Polyfold fundamental classes and globally structured multivalued perturbations

TL;DR

This paper introduces a new method for constructing globally structured multivalued perturbations of polyfold Fredholm sections, simplifying the extraction of topological invariants like the fundamental class in symplectic geometry.

Contribution

It develops a finite dimensional, explicit construction of multivalued perturbations that are globally structured and regularizing, improving the analytic and topological analysis of moduli spaces.

Findings

Perturbations are globally structured and explicitly described.

Almost all perturbations are regularizing.
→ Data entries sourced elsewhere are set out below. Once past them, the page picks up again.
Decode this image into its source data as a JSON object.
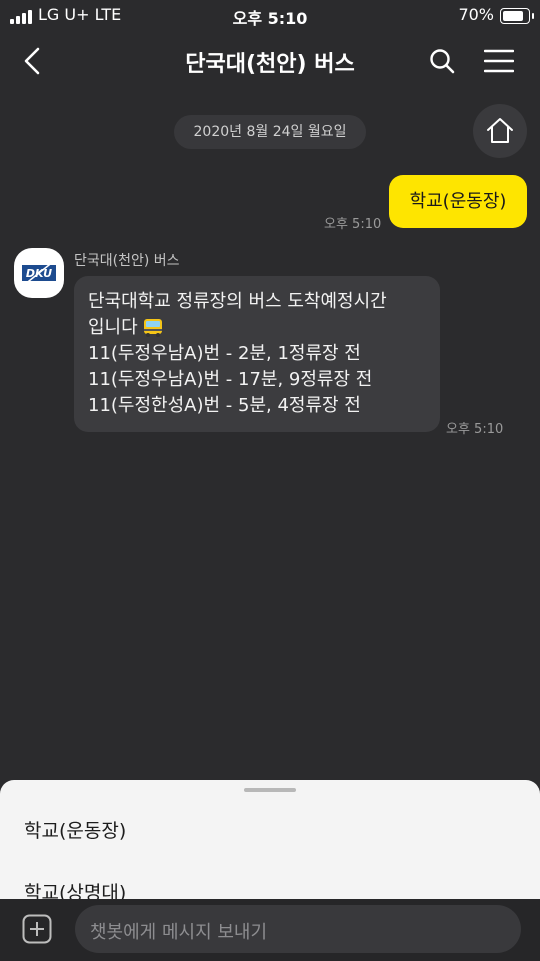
{
  "status_bar": {
    "carrier": "LG U+  LTE",
    "time": "오후 5:10",
    "battery": "70%"
  },
  "header": {
    "title": "단국대(천안) 버스"
  },
  "chat": {
    "date": "2020년 8월 24일 월요일",
    "outgoing": {
      "text": "학교(운동장)",
      "time": "오후 5:10"
    },
    "incoming": {
      "sender": "단국대(천안) 버스",
      "lines": [
        "단국대학교 정류장의 버스 도착예정시간",
        "입니다",
        "11(두정우남A)번 - 2분, 1정류장 전",
        "11(두정우남A)번 - 17분, 9정류장 전",
        "11(두정한성A)번 - 5분, 4정류장 전"
      ],
      "time": "오후 5:10",
      "avatar_text": "DKU"
    }
  },
  "quick_replies": [
    "학교(운동장)",
    "학교(상명대)"
  ],
  "input": {
    "placeholder": "챗봇에게 메시지 보내기"
  },
  "colors": {
    "background": "#2b2b2d",
    "outgoing_bubble": "#fee500",
    "incoming_bubble": "#3c3c3f",
    "sheet": "#f4f4f4"
  },
  "icons": [
    "signal-icon",
    "battery-icon",
    "back-icon",
    "search-icon",
    "menu-icon",
    "home-icon",
    "bus-emoji-icon",
    "plus-icon"
  ]
}
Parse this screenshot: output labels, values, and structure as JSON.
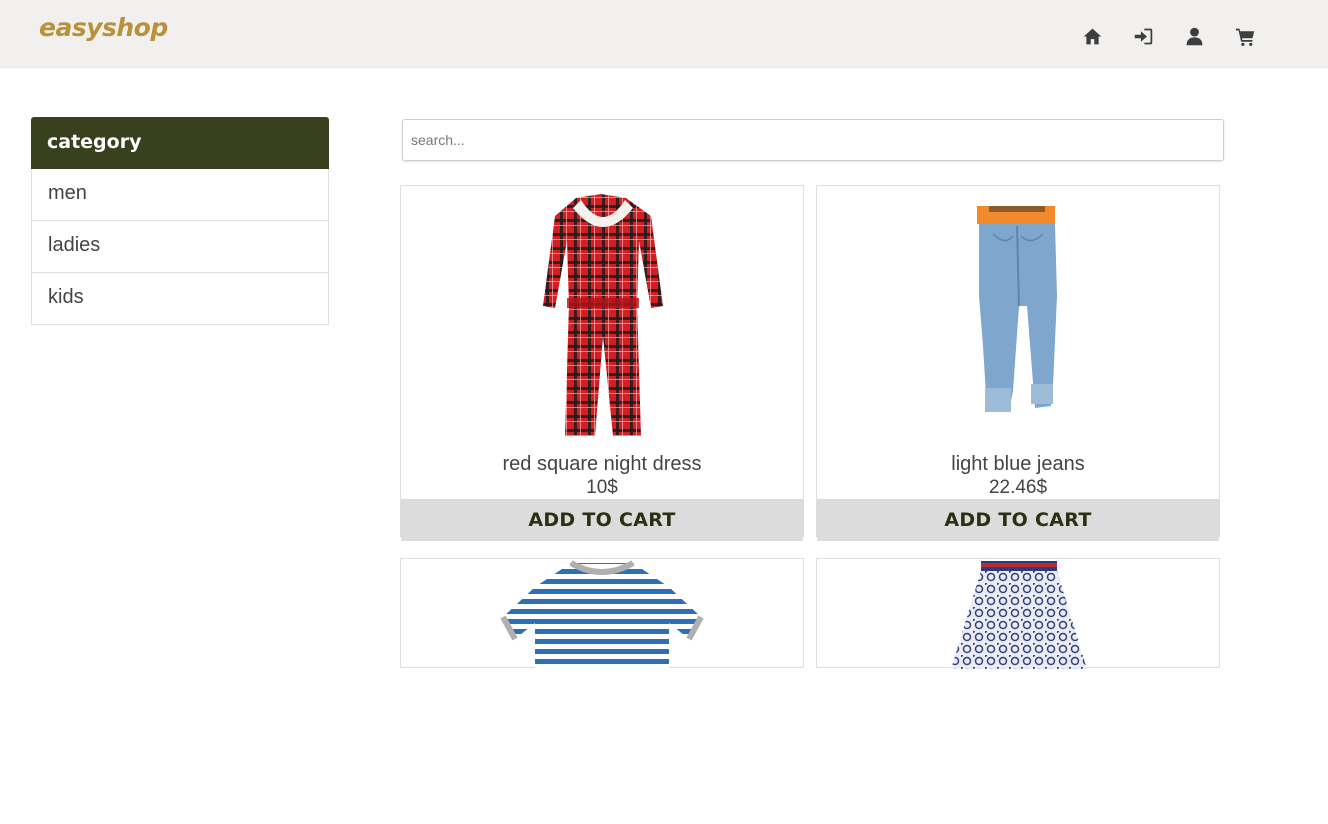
{
  "header": {
    "brand": "easyshop",
    "icons": [
      "home-icon",
      "sign-in-icon",
      "user-icon",
      "cart-icon"
    ]
  },
  "sidebar": {
    "title": "category",
    "items": [
      {
        "label": "men"
      },
      {
        "label": "ladies"
      },
      {
        "label": "kids"
      }
    ]
  },
  "search": {
    "placeholder": "search..."
  },
  "products": [
    {
      "name": "red square night dress",
      "price": "10$",
      "button": "ADD TO CART",
      "image": "red plaid pajamas"
    },
    {
      "name": "light blue jeans",
      "price": "22.46$",
      "button": "ADD TO CART",
      "image": "light blue jeans"
    },
    {
      "image": "blue striped shirt"
    },
    {
      "image": "patterned skirt"
    }
  ],
  "colors": {
    "brand": "#b8913a",
    "header_bg": "#f1f0ee",
    "category_header": "#38401d",
    "button_bg": "#dcdcdc"
  }
}
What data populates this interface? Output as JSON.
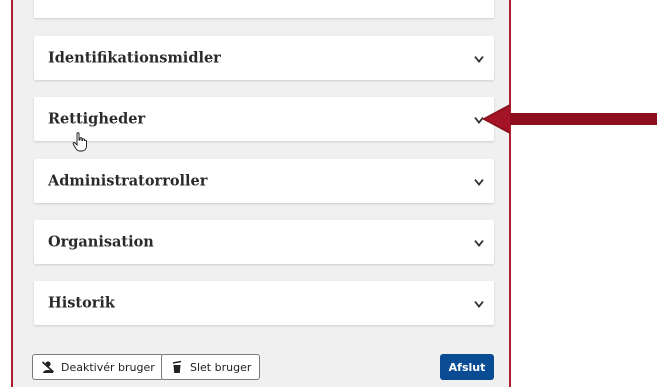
{
  "sections": [
    {
      "title": "Identifikationsmidler",
      "icon": "chevron-down-icon"
    },
    {
      "title": "Rettigheder",
      "icon": "chevron-down-icon"
    },
    {
      "title": "Administratorroller",
      "icon": "chevron-down-icon"
    },
    {
      "title": "Organisation",
      "icon": "chevron-down-icon"
    },
    {
      "title": "Historik",
      "icon": "chevron-down-icon"
    }
  ],
  "actions": {
    "deactivate_label": "Deaktivér bruger",
    "delete_label": "Slet bruger",
    "finish_label": "Afslut"
  },
  "colors": {
    "frame_border": "#b01e2e",
    "primary_button": "#0a4c94",
    "arrow": "#8b0f1c"
  }
}
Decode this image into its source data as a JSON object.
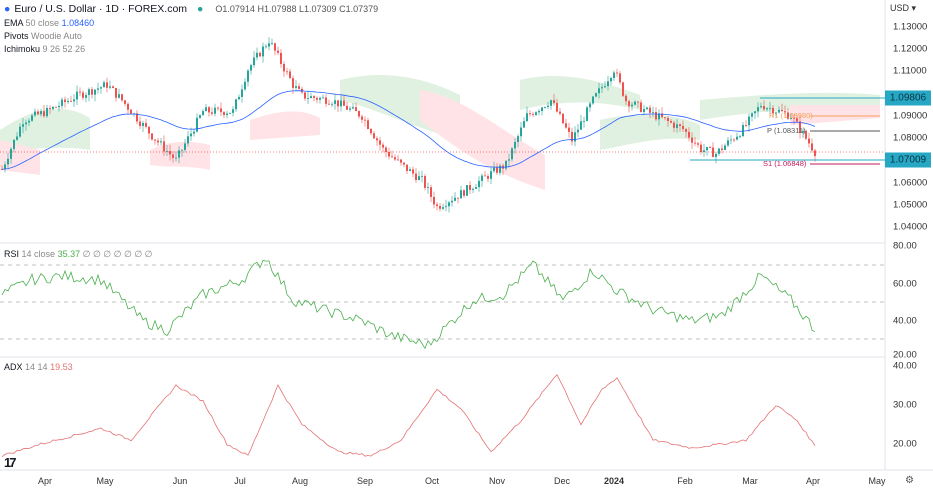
{
  "header": {
    "symbol": "Euro / U.S. Dollar · 1D · FOREX.com",
    "open": "O1.07914",
    "high": "H1.07988",
    "low": "L1.07309",
    "close": "C1.07379",
    "indicators": [
      {
        "name": "EMA",
        "params": "50 close",
        "value": "1.08460"
      },
      {
        "name": "Pivots",
        "params": "Woodie Auto",
        "value": ""
      },
      {
        "name": "Ichimoku",
        "params": "9 26 52 26",
        "value": ""
      }
    ]
  },
  "price_axis": {
    "currency": "USD",
    "ticks": [
      "1.13000",
      "1.12000",
      "1.11000",
      "1.09000",
      "1.08000",
      "1.06000",
      "1.05000",
      "1.04000"
    ],
    "tag_high": "1.09806",
    "tag_low": "1.07009"
  },
  "pivots": {
    "r1": "R1 (1.08980)",
    "p": "P (1.08311)",
    "s1": "S1 (1.06848)"
  },
  "rsi": {
    "label": "RSI",
    "params": "14 close",
    "value": "35.37",
    "extras": "∅ ∅ ∅ ∅ ∅ ∅ ∅",
    "ticks": [
      "80.00",
      "60.00",
      "40.00",
      "20.00"
    ]
  },
  "adx": {
    "label": "ADX",
    "params": "14 14",
    "value": "19.53",
    "ticks": [
      "40.00",
      "30.00",
      "20.00"
    ]
  },
  "time_axis": [
    "Apr",
    "May",
    "Jun",
    "Jul",
    "Aug",
    "Sep",
    "Oct",
    "Nov",
    "Dec",
    "2024",
    "Feb",
    "Mar",
    "Apr",
    "May"
  ],
  "colors": {
    "up": "#26a69a",
    "down": "#ef5350",
    "ema": "#2962ff",
    "rsi": "#4caf50",
    "adx": "#e57373",
    "tag": "#26a7c4"
  },
  "chart_data": [
    {
      "type": "candlestick",
      "title": "EUR/USD 1D",
      "ylim": [
        1.035,
        1.135
      ],
      "close_waypoints": [
        [
          0,
          1.066
        ],
        [
          7,
          1.088
        ],
        [
          15,
          1.092
        ],
        [
          25,
          1.099
        ],
        [
          35,
          1.104
        ],
        [
          40,
          1.097
        ],
        [
          50,
          1.081
        ],
        [
          58,
          1.07
        ],
        [
          67,
          1.092
        ],
        [
          77,
          1.092
        ],
        [
          82,
          1.111
        ],
        [
          89,
          1.124
        ],
        [
          97,
          1.104
        ],
        [
          100,
          1.099
        ],
        [
          110,
          1.097
        ],
        [
          120,
          1.09
        ],
        [
          127,
          1.075
        ],
        [
          133,
          1.068
        ],
        [
          140,
          1.061
        ],
        [
          145,
          1.049
        ],
        [
          153,
          1.055
        ],
        [
          163,
          1.064
        ],
        [
          168,
          1.068
        ],
        [
          175,
          1.09
        ],
        [
          183,
          1.097
        ],
        [
          190,
          1.079
        ],
        [
          197,
          1.097
        ],
        [
          204,
          1.111
        ],
        [
          208,
          1.097
        ],
        [
          215,
          1.092
        ],
        [
          227,
          1.084
        ],
        [
          233,
          1.075
        ],
        [
          238,
          1.073
        ],
        [
          247,
          1.084
        ],
        [
          253,
          1.095
        ],
        [
          263,
          1.09
        ],
        [
          271,
          1.0738
        ]
      ]
    },
    {
      "type": "line",
      "title": "RSI 14",
      "ylim": [
        20,
        80
      ],
      "waypoints": [
        [
          0,
          54
        ],
        [
          10,
          62
        ],
        [
          20,
          64
        ],
        [
          33,
          62
        ],
        [
          47,
          40
        ],
        [
          55,
          35
        ],
        [
          67,
          54
        ],
        [
          80,
          62
        ],
        [
          88,
          74
        ],
        [
          97,
          51
        ],
        [
          107,
          46
        ],
        [
          120,
          40
        ],
        [
          130,
          32
        ],
        [
          142,
          27
        ],
        [
          157,
          51
        ],
        [
          167,
          54
        ],
        [
          177,
          70
        ],
        [
          187,
          51
        ],
        [
          197,
          67
        ],
        [
          205,
          56
        ],
        [
          217,
          46
        ],
        [
          230,
          40
        ],
        [
          240,
          43
        ],
        [
          253,
          64
        ],
        [
          263,
          51
        ],
        [
          271,
          35.37
        ]
      ]
    },
    {
      "type": "line",
      "title": "ADX 14",
      "ylim": [
        15,
        40
      ],
      "waypoints": [
        [
          0,
          17
        ],
        [
          13,
          20
        ],
        [
          33,
          24
        ],
        [
          43,
          21
        ],
        [
          58,
          35
        ],
        [
          67,
          31
        ],
        [
          75,
          20
        ],
        [
          82,
          17
        ],
        [
          92,
          35
        ],
        [
          100,
          25
        ],
        [
          112,
          18
        ],
        [
          123,
          17
        ],
        [
          133,
          21
        ],
        [
          145,
          34
        ],
        [
          153,
          29
        ],
        [
          163,
          18
        ],
        [
          173,
          26
        ],
        [
          185,
          38
        ],
        [
          193,
          25
        ],
        [
          200,
          34
        ],
        [
          205,
          37
        ],
        [
          217,
          21
        ],
        [
          230,
          19
        ],
        [
          240,
          20
        ],
        [
          248,
          21
        ],
        [
          258,
          30
        ],
        [
          265,
          26
        ],
        [
          271,
          19.53
        ]
      ]
    }
  ]
}
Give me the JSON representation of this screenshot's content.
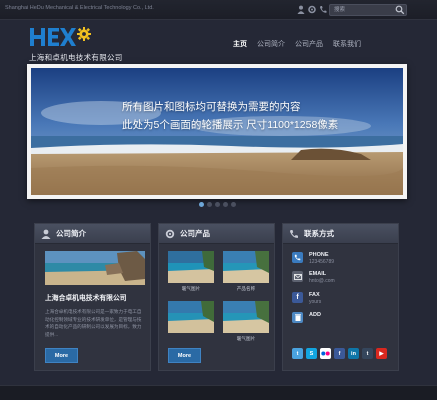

Allows transparent definition of the fundamental class in certain cases.

Abstract

Work of Hofer--Wysocki--Zehnder has shown that many spaces of pseudoholomorphic curves that arise when studying symplectic manifolds may be described as the zero set of a polyfold Fredholm section. This framework has many analytic advantages. However the methods they develop to extract useful topological information from it are rather cumbersome. This paper develops a general construction of a finite dimensional space of multivalued perturbations of a polyfold Fredholm section such that almost all elements are regularizing. These perturbation are globally structured and explicitly described, and, in cases where the moduli space has no formal boundary, permit a transparent definition of its (rational Cech) fundamental class.